The DARPA Invisible Headlights program has a very ambitious goal—to utilize thermal emissions as a primary data source for autonomous vehicle navigation. Using passive thermal emissions to navigate an unmanned vehicle has never been done before, and it is being attempted by Professor Goyal’s group in coordination with a team of researchers from MIT and several other institutions.

Prof. Goyal is working with MIT and other collaborators to develop single-photon detectors capable of recognizing passive thermal emissions. The innovation would allow autonomous navigation in darkness and underground.

The BU team, led by Goyal, will focus on the development of data processing, modelling, and theory for the project. Karl Berggren, Professor of Electrical Engineering at MIT, leads the overall team and will focus on hardware, specifically the creation of the single-photon detectors needed to recognize these passive thermal emissions.

The sensors that the project will utilize must be able to sense longwave infrared light that is far beyond human perception. The sensors will have high spectral sensitivity, allowing them to recognize a wide range of light spectra. Sensors like this would have the ability to extract material properties, how much air the light has gone through to reach the vehicle, and properties of that air. 

Objects on Earth emit light constantly. An example within human perception is when we see a glow from something that is hot. This is due to the fact that when an object is very hot, there is not only a lot of emitted light, but that light is mostly in the visible spectrum. When objects are less warm, there is less light emitted, and most of the light is at wavelengths that humans cannot see. 

Nature gives an example of navigating using passive thermal emissions that are not visible to humans; specifically pit vipers. These snakes are able to see prey, even in the dark, due to the fact that their vision extends to much longer wavelengths. Goyal’s team is trying to create methods that are similar to this capability of pit vipers.

Goyal hopes that the project will be able to analyze and discover what could be possible within the realm of headlight-less autonomous navigation. The first phase of the project will focus on these discoveries, and to what extent passive thermal emission navigation may be possible. The second phase will focus on the development of detectors that would be capable of enabling thermal emission navigation.

The MIT team led by Berggren has worked together for years developing technologies within the family of superconducting nanowire single-photon detectors.

Goyal believes that the most evident application for this technology once developed is defense systems.

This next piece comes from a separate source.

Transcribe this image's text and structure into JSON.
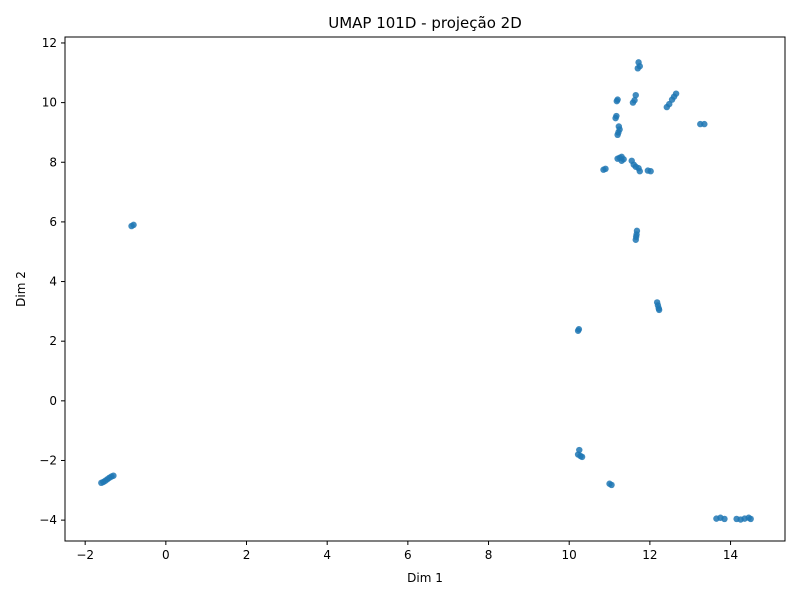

The ability for unmanned vehicles to navigate themselves discreetly without any sort of headlights would be especially useful for military activity. “Due to the cost and complexity of implementing this sort of technology, it is likely it would be far from mainstream usage,” Goyal said.

Taking a step back, advanced sensors like this could be applied to a plethora of industries, such as environmental monitoring. The distinct accuracy of these sensors could render them useful in potentially detecting chemical pollutants from factories or tracking changes in greenhouse gas compositions that could enable scientists to further understand climate change.

The work being done on this project is extremely novel. “This is a project that has a lot of science to it that is not that well known, making it very exciting for me and for my colleagues,” says Goyal. “It poses uniquely open-ended challenges.”